2009年11月7日土曜日

Haskellのプログラムを高速化するための7つの方法


以前のエントリでHaskellのプログラムが遅いというのが不満だったので、Haskell-cafeにメールして聞いてみました。

いくつか高速化するためのテクニックを教えてもらったので、まとめてみます。

-O2オプション


ghcでコンパイルするときに-Oを付けると最適化してコンパイルされますが、それを-O2オプションに変えるとさらに最適化されます。

-fexcess-precision


ghcでコンパイルするときに、-fexcess-precisionオプションを付けてnumber-crunchingをすると、処理が速くなります。
★number-crunchingって何だろう?

-fvia-C,-optc-O3


これらのオプションを付けると、HaskellのコードをいったんCに変換し、それを-O3オプション付きでコンパイルします。2回コンパイルするのでコンパイルにかかる時間は増えますが、さらなる高速化を期待できます。
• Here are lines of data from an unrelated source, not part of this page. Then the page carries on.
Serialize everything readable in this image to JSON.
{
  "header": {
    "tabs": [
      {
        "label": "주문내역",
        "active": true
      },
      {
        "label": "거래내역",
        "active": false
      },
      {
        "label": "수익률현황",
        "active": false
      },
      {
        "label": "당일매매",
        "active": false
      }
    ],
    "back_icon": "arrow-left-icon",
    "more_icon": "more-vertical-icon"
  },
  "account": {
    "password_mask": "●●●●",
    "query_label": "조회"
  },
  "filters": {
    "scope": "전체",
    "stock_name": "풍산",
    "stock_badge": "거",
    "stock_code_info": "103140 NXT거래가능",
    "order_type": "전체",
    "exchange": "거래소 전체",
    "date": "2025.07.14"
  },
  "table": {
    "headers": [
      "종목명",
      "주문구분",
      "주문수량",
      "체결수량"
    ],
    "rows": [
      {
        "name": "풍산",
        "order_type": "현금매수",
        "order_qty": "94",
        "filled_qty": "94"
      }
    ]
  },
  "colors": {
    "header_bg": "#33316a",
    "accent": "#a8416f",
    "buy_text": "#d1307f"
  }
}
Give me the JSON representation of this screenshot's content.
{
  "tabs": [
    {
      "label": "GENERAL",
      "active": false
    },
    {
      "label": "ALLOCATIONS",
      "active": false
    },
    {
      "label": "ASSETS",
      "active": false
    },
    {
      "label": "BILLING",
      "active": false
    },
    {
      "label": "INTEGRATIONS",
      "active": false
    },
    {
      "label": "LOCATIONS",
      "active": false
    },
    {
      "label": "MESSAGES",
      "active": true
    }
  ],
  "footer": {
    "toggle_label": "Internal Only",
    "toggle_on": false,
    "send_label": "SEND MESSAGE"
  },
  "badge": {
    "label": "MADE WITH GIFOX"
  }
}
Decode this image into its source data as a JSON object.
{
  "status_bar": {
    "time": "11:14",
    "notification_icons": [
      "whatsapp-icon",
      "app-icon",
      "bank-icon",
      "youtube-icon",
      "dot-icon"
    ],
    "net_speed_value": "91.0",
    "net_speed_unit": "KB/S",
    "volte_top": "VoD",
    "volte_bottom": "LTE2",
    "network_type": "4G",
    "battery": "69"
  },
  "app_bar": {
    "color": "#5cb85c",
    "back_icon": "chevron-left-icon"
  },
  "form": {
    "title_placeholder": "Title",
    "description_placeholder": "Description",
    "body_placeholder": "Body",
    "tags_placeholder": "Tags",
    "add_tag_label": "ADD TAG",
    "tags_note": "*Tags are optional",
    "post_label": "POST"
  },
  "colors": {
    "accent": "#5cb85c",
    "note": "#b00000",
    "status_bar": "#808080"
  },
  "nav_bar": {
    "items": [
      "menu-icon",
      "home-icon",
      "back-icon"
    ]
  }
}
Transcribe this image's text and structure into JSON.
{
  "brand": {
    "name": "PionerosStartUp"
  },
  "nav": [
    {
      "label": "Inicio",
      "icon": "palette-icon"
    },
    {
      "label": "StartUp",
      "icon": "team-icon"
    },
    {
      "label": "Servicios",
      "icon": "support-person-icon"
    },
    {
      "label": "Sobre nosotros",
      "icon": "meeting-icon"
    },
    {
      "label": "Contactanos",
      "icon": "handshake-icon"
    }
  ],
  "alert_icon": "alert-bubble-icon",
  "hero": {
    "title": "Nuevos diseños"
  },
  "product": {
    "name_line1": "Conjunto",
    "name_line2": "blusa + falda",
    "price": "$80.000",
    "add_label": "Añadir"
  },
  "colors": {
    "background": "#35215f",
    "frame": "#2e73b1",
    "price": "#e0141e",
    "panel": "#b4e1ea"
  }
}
-fvia-Cと-optc-O3を付けることで、約10%高速化できるようです。

UNPACKプラグマと正格フラグ


データ構造の要素にUNPACKプラグマと正格フラグ(!)を付けることで、計算の高速化を期待できます。

たとえば、Particleの定義を、
data Particle = Particle { pos, vel :: {-# UNPACK #-} !Vector3,
mass, rho, prs :: {-# UNPACK #-} !Scalar }
のようにします。

-fexcess-precisionオプションとUNPACKプラグマ、正格フラグを使うことで、約30%高速化できるようです。

★!フラグを付けることで正格評価されるという理解でいいのかな?
★UNPACKプラグマを付けるとどうなるんだろう?非ボックス化というやつ?抽象化せず直で要素を扱うのかな?

ByteString


HaskellのStringは処理が遅いらしいので、代わりにByteStringを使うことで高速化を望めます。

コンパイルオプションの最適化


Haskellに限ったテクニックではありませんが、Acoveaのようなコンパイルオプション最適化ツールを使うことで、コンパイルオプションを最適化して高速化できます。Acoveaは遺伝的アルゴリズムでコンパイルオプションを最適化するようです。

DPH


DPHを使うことでも高速化できるようです。
★DPHってなんだろう?

参考になれば。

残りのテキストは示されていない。